Ian Anderson: ele ainda tem muita lenha para queimar
Resenha - Thick As a Brick 2 - Ian Anderson
Por Roberto Rillo Bíscaro
Postado em 07 de janeiro de 2019
Nota: 8
1972: uma banda de folk progressivo lançou ambicioso álbum conceitual com apenas uma faixa. Na era em que mudava o vinil de lado, o grupo resolveu a questão colocando som de vento no final do A e no começo do B, para fingir que era fim e começo de música. Fracasso comercial? Pelo contrário, Thick as a Brick, dos escoceses do Jethro Tull, não apenas se tornou pedra lapidar do prog rock, como alcançou o topo da resistente parada norte-americana.
Os 44 bombásticos minutos da canção-álbum são recheados de instrumentos e variações de ritmo e andamento. Ian Anderson gaba-se de que o projeto é paródia aos meagalomaníacos álbuns conceituais de bandas prog, como o Yes. Só que em 72, o grupo de Jon Anderson ainda não lançara álbum conceitual. Pode até ser paródia, mas a menção ao Yes – se não for invenção da imprensa – é farpa de diva.
Ian Anderson criou uma personagem, o garoto-prodígio Gerald Bostock, que, aos 8 anos, ganhou concurso literário com intrincado poema épico, para, em seguida, ser desclassificado devido a supostos problemas mentais. A letra de Thick as a Brick seria o poema desse "pequeno Milton" (alusão a John Milton, de Paradise Lost), adaptado pela banda. Para completar o pacote, a capa do álbum era réplica de jornal de interior, contando a história do garoto, do uso de seu poema pela banda etc. Tudo com fotos e anúncios.
Monumental, Thick as a Brick, traz Ian Anderson caprichando nas letras e incendiando na guitarra e na flauta, tocada ao vivo com o músico apoiado numa única perna. Com sua barba e cabelo fartos, parecia o Tom Bombadil, de Tolkien.
2012: sem cabelo ou barba, Anderson continuou o álbum. Também sem o Jethro Tull, pois o maior criador de salmão da Escócia decidiu que Thick as a Brick 2 – Whatever Happened to Gerald Bostock fosse lançado como trabalho solo. Na era de estrelas pop de nomes como Ke$ha e will.i.am, o álbum ficou conhecido como TAAB 2. Puristas não devem se assustar: esse é o único laivo de contemporaneidade admitido pelo bardo prog.
Anderson se perguntou o que teria acontecido ao agora cinquentenário Gerald Bostock e bolou possibilidades, exploradas ao longo das 17 faixas de TAAB 2. A multiplicidade temática determinou a picotagem da forma, afinal agora é o narrador falando de diferentes Geralds e não mais o poema do menino.

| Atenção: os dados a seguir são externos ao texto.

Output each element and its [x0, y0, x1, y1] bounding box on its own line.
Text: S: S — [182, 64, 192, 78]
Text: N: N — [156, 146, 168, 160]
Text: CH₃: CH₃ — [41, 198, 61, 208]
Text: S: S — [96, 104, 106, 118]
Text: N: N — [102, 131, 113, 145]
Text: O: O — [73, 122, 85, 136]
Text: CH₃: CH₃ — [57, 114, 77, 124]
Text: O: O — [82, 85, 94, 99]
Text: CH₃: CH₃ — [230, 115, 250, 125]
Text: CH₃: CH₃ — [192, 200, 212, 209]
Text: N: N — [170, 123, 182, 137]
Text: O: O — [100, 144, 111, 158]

Gerald pode ter se tornado banqueiro ganancioso, homossexual sem teto, combatente na guerra do Afeganistão, pastor evangélico dinheirista ou dono de pequena loja. Mais para o final, essas identidades se (con)fundem, para revelar seu denominador comum: a solidão.
Na metade de sua sexagenaridade, Anderson cria futuro desiludido para o pobre Gerald. Musicalmente, o roqueiro também está bem menos bombástico, embora TAAB 2 não descambe para a sacarinose. Pelo contrário, há ótimos momentos de duelo entre flauta e guitarra, só que agora, o tom é mais soft rock. As referências de música folk inglesa e música erudita também continuam lá.

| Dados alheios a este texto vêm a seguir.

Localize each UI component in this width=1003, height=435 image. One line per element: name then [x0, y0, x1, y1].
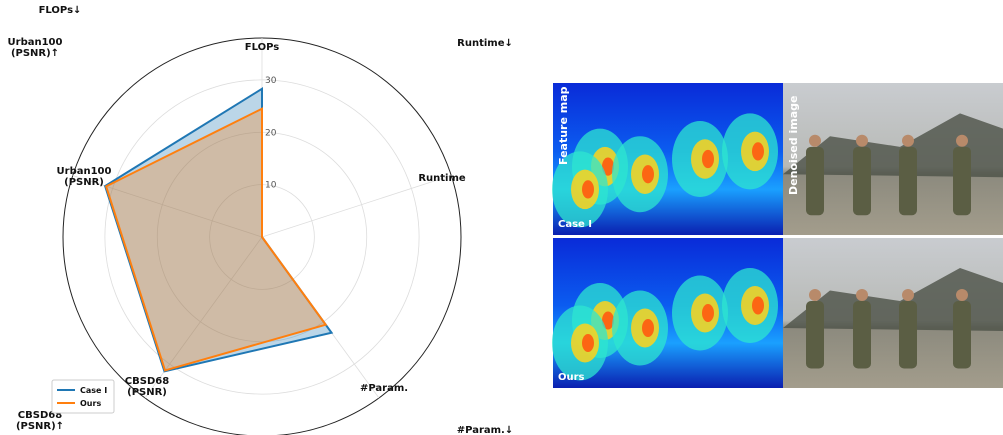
axis-label: FLOPs — [245, 42, 280, 53]
row-label: Ours — [558, 372, 585, 383]
heat-hot — [642, 165, 654, 183]
pilot-head — [902, 289, 914, 301]
pilot — [899, 147, 917, 215]
corner-label-line: Runtime↓ — [457, 38, 513, 49]
axis-label: CBSD68(PSNR) — [125, 376, 169, 398]
heat-hot — [582, 180, 594, 198]
pilot-head — [809, 135, 821, 147]
legend-label: Ours — [80, 399, 101, 408]
r-tick-label: 20 — [265, 128, 277, 138]
heat-hot — [702, 150, 714, 168]
pilot — [853, 147, 871, 215]
pilot-head — [956, 289, 968, 301]
r-tick-label: 10 — [265, 181, 277, 191]
pilot — [953, 301, 971, 369]
axis-label-line: CBSD68 — [125, 376, 169, 387]
series-area — [106, 109, 326, 371]
pilot — [806, 301, 824, 369]
axis-label: #Param. — [360, 383, 408, 394]
corner-label: FLOPs↓ — [39, 5, 82, 16]
row-label: Case I — [558, 219, 592, 230]
heat-hot — [642, 319, 654, 337]
image-grid: Case I Ours Feature map Denoised image — [552, 83, 1003, 388]
legend-box — [52, 380, 114, 413]
heat-hot — [582, 334, 594, 352]
corner-label-line: (PSNR)↑ — [11, 48, 59, 59]
axis-label-line: Urban100 — [57, 166, 112, 177]
heat-hot — [752, 297, 764, 315]
pilot-head — [856, 289, 868, 301]
axis-label: Runtime — [418, 173, 466, 184]
column-label: Denoised image — [787, 96, 800, 195]
axis-label-line: (PSNR) — [127, 387, 167, 398]
corner-label: Runtime↓ — [457, 38, 513, 49]
corner-label-line: Urban100 — [8, 37, 63, 48]
corner-label: #Param.↓ — [457, 425, 513, 435]
corner-label-line: FLOPs↓ — [39, 5, 82, 16]
pilot — [953, 147, 971, 215]
pilot-head — [956, 135, 968, 147]
pilot-head — [809, 289, 821, 301]
pilot — [853, 301, 871, 369]
axis-label-line: #Param. — [360, 383, 408, 394]
figure: Case I Ours Feature map Denoised image 10 20… — [0, 0, 1003, 435]
spoke — [262, 176, 451, 237]
axis-label-line: FLOPs — [245, 42, 280, 53]
legend-label: Case I — [80, 386, 107, 395]
axis-label-line: (PSNR) — [64, 177, 104, 188]
axis-label: Urban100(PSNR) — [57, 166, 112, 188]
heat-hot — [752, 142, 764, 160]
pilot-head — [902, 135, 914, 147]
pilot — [806, 147, 824, 215]
r-tick-label: 30 — [265, 76, 277, 86]
pilot — [899, 301, 917, 369]
axis-label-line: Runtime — [418, 173, 466, 184]
legend: Case I Ours — [52, 380, 114, 413]
column-label: Feature map — [557, 86, 570, 165]
pilot-head — [856, 135, 868, 147]
corner-label-line: #Param.↓ — [457, 425, 513, 435]
heat-hot — [702, 304, 714, 322]
corner-label: Urban100(PSNR)↑ — [8, 37, 63, 59]
corner-label-line: (PSNR)↑ — [16, 421, 64, 432]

TAAB 2 começa onde Thick as a Brick terminara em termos de melodia. É realmente como se ouvíssemos a continuação da obra. E acaba com os mesmos versos do início do primeiro, com o acréscimo de discreto "two".
Para completar o pacote, novo jornal fictício de província foi criado, inclusive com a notícia de que "velha estrela do rock" abriria show no ginásio da pequena cidade.

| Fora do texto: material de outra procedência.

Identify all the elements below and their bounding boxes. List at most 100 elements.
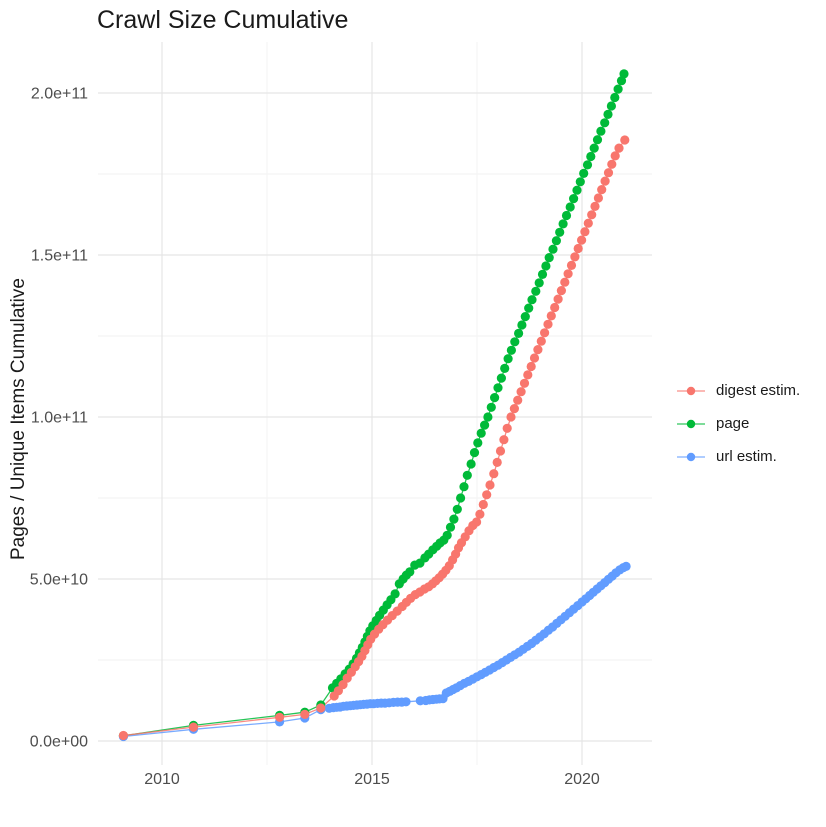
data-point <box>597 185 607 195</box>
data-point <box>619 69 629 79</box>
data-point <box>300 709 310 720</box>
data-point <box>520 312 530 322</box>
data-point <box>456 493 466 503</box>
legend-item-digest-estim: digest estim. <box>676 374 800 407</box>
data-point <box>529 353 540 363</box>
data-point <box>563 269 573 279</box>
data-point <box>499 435 509 445</box>
data-point <box>316 703 326 713</box>
data-point <box>544 253 554 263</box>
data-point <box>541 261 551 271</box>
data-point <box>338 680 348 690</box>
data-point <box>610 92 620 103</box>
y-axis-tick-labels: 0.0e+00 5.0e+10 1.0e+11 1.5e+11 2.0e+11 <box>30 86 88 751</box>
data-point <box>472 517 482 527</box>
data-point <box>620 135 630 145</box>
data-point <box>613 84 623 94</box>
data-point <box>596 126 606 136</box>
data-point <box>188 722 199 732</box>
data-point <box>473 438 483 448</box>
gridlines-major <box>98 42 652 765</box>
legend-key-url-estim <box>677 452 705 461</box>
x-tick-label: 2020 <box>564 771 600 788</box>
data-point <box>537 269 548 279</box>
y-tick-label: 5.0e+10 <box>30 572 88 589</box>
data-point <box>517 320 527 330</box>
legend-key-page <box>677 419 705 428</box>
data-point <box>476 428 486 438</box>
data-point <box>524 303 534 313</box>
data-point <box>516 387 526 397</box>
data-point <box>502 423 512 433</box>
data-point <box>492 457 502 467</box>
data-point <box>533 345 543 355</box>
data-point <box>553 294 563 304</box>
data-point <box>583 218 593 228</box>
legend-label-page: page <box>716 415 750 432</box>
data-point <box>590 201 600 211</box>
data-point <box>580 227 590 237</box>
data-point <box>543 319 553 329</box>
legend-label-url-estim: url estim. <box>716 448 777 465</box>
data-point <box>570 252 580 262</box>
gridlines-minor <box>98 42 652 765</box>
data-point <box>536 336 546 346</box>
data-point <box>527 295 537 305</box>
data-point <box>390 589 400 599</box>
data-point <box>405 567 415 577</box>
data-point <box>500 363 510 373</box>
data-point <box>509 404 519 414</box>
data-point <box>558 219 568 229</box>
data-point <box>603 168 614 178</box>
data-point <box>565 202 575 212</box>
data-point <box>603 109 613 119</box>
data-point <box>503 354 513 364</box>
legend-point-icon <box>686 452 696 461</box>
data-point <box>579 168 589 178</box>
data-point <box>496 373 506 383</box>
data-point <box>480 420 490 430</box>
data-point <box>575 177 585 187</box>
data-point <box>589 143 599 153</box>
data-point <box>519 378 530 388</box>
data-point <box>118 730 128 741</box>
data-point <box>573 243 583 254</box>
data-point <box>483 412 493 422</box>
data-point <box>582 160 593 170</box>
data-point <box>560 277 570 287</box>
data-point <box>475 509 485 519</box>
data-point <box>495 446 506 456</box>
data-point <box>569 194 579 204</box>
data-point <box>556 286 567 296</box>
x-tick-label: 2010 <box>144 771 180 788</box>
series-line-url-estim- <box>123 565 627 738</box>
data-point <box>572 185 582 195</box>
data-point <box>469 448 480 458</box>
data-point <box>401 697 411 707</box>
data-point <box>550 302 560 313</box>
chart-title: Crawl Size Cumulative <box>97 6 349 34</box>
data-point <box>566 260 577 270</box>
data-point <box>459 482 469 492</box>
data-point <box>610 151 620 161</box>
data-point <box>452 504 462 514</box>
series-line-digest-estim- <box>123 139 626 737</box>
data-point <box>490 393 500 403</box>
legend-key-digest-estim <box>677 386 705 395</box>
y-tick-label: 1.5e+11 <box>31 248 88 265</box>
data-point <box>513 395 523 405</box>
series-points-url-estim- <box>118 561 631 742</box>
data-point <box>607 159 617 169</box>
data-point <box>486 402 496 412</box>
data-point <box>534 278 544 288</box>
data-point <box>531 286 541 296</box>
data-point <box>442 530 452 540</box>
y-tick-label: 2.0e+11 <box>31 86 88 103</box>
legend-item-page: page <box>676 407 800 440</box>
data-point <box>493 383 503 393</box>
data-point <box>587 210 597 220</box>
data-point <box>546 311 556 321</box>
data-point <box>551 236 562 246</box>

TAAB 2 provavelmente não angariou muitos novos fãs para Ian Anderson e até desagradou alguns velhos admiradores que esperavam álbum tão exuberante como o de 72. Muito pouco realista querer que alguém permaneça igual depois de 40 anos.
Longe de ser básico como o álbum do apogeu do Jethro, TAAB 2 demonstra que Ian Anderson ainda tem muita lenha para queimar.